Paint Provides Network Protection
thefickler writes "Forget WEP and WPA; I'm switching over to the EM-SEC Coating System, a recently announced paint developed by EM-SEC Technologies that acts as an electromagnetic fortress, allowing a wireless network to be contained within painted walls without fear of someone tapping in or hacking wireless networks. The EM-SEC Coating System is clearly the most secure option aside from stringing out the CAT5, and can be safely used to protect wireless networks in business and government facilities."
I hope no one ever wants to use a cell phone in your house.
This is my sig, there are many like it, but this one is mine...
Anyone who needs their network to be more than casually "safe" needs to run cat5. Running some cable is too much of a problem, but repainting your house and installing some specialty doors and windows is somehow easier?
We are all just people.
Governments have a great habit of wasting money by trying to dot every 'i' and cross every 't'. Of course, you can never achieve perfection, but their endless quest does have the effect of each extra step costing enormous amounts of extra money with minimal incremental benefit.
In this case: WPA (and many other layers of encryption) = free.

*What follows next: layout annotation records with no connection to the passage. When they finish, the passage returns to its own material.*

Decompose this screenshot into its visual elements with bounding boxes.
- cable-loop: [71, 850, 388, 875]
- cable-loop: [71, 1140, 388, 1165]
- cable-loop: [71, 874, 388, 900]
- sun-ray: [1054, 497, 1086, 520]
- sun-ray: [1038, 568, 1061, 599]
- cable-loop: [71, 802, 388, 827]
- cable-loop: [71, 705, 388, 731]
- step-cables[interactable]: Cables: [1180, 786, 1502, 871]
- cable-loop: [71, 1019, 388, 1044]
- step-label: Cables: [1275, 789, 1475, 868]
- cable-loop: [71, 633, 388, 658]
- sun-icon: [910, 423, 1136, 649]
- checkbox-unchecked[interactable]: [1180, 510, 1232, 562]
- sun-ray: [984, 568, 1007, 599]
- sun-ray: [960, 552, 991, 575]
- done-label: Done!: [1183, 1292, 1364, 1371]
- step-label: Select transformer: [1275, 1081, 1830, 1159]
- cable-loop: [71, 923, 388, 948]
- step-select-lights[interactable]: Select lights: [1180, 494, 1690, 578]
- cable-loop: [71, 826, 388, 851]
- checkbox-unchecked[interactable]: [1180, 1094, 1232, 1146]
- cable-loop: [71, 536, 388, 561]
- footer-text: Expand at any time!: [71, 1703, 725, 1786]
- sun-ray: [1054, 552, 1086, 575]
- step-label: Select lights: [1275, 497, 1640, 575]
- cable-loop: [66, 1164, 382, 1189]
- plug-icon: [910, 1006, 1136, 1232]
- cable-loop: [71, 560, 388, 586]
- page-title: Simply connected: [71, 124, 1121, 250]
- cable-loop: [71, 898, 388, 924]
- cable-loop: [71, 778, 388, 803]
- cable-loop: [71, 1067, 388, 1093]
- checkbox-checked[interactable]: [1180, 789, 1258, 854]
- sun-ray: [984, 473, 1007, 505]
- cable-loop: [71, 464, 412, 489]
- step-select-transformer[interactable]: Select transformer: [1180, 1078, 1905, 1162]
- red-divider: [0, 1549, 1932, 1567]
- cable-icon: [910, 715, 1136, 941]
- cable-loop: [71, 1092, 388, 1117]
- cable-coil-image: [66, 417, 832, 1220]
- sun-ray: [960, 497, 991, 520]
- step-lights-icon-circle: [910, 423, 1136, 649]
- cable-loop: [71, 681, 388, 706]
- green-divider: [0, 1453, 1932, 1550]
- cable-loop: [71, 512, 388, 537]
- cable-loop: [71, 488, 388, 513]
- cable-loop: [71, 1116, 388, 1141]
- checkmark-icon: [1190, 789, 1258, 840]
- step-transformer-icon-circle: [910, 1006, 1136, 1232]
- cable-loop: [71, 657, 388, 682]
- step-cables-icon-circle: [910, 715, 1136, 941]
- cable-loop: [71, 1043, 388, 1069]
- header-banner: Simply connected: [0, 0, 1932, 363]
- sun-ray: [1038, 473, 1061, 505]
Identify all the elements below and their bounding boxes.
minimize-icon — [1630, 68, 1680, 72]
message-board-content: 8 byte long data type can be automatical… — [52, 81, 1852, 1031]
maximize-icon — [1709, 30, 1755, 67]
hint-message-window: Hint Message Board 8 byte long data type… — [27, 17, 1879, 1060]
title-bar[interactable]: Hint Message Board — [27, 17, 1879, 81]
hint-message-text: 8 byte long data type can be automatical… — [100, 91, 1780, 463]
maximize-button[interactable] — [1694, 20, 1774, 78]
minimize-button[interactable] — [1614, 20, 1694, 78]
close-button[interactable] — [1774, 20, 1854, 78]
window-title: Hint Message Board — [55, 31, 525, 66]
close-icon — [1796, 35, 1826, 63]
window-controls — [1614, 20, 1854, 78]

Painting a building with special paint = £$massive.
What's scary is that someone from a government department will mandate this kind of tosh - and suddenly every government building (including leisure centres) will have to have it.
Of course, the irony is that - once they get paint like this, people will feel overly secure - reduce the more sensible types of encryption - and then leave the loading bay doors open, right next to a wireless repeater, pouring forth their unencrypted secrets.
If a job's not worth doing, it's not worth doing right.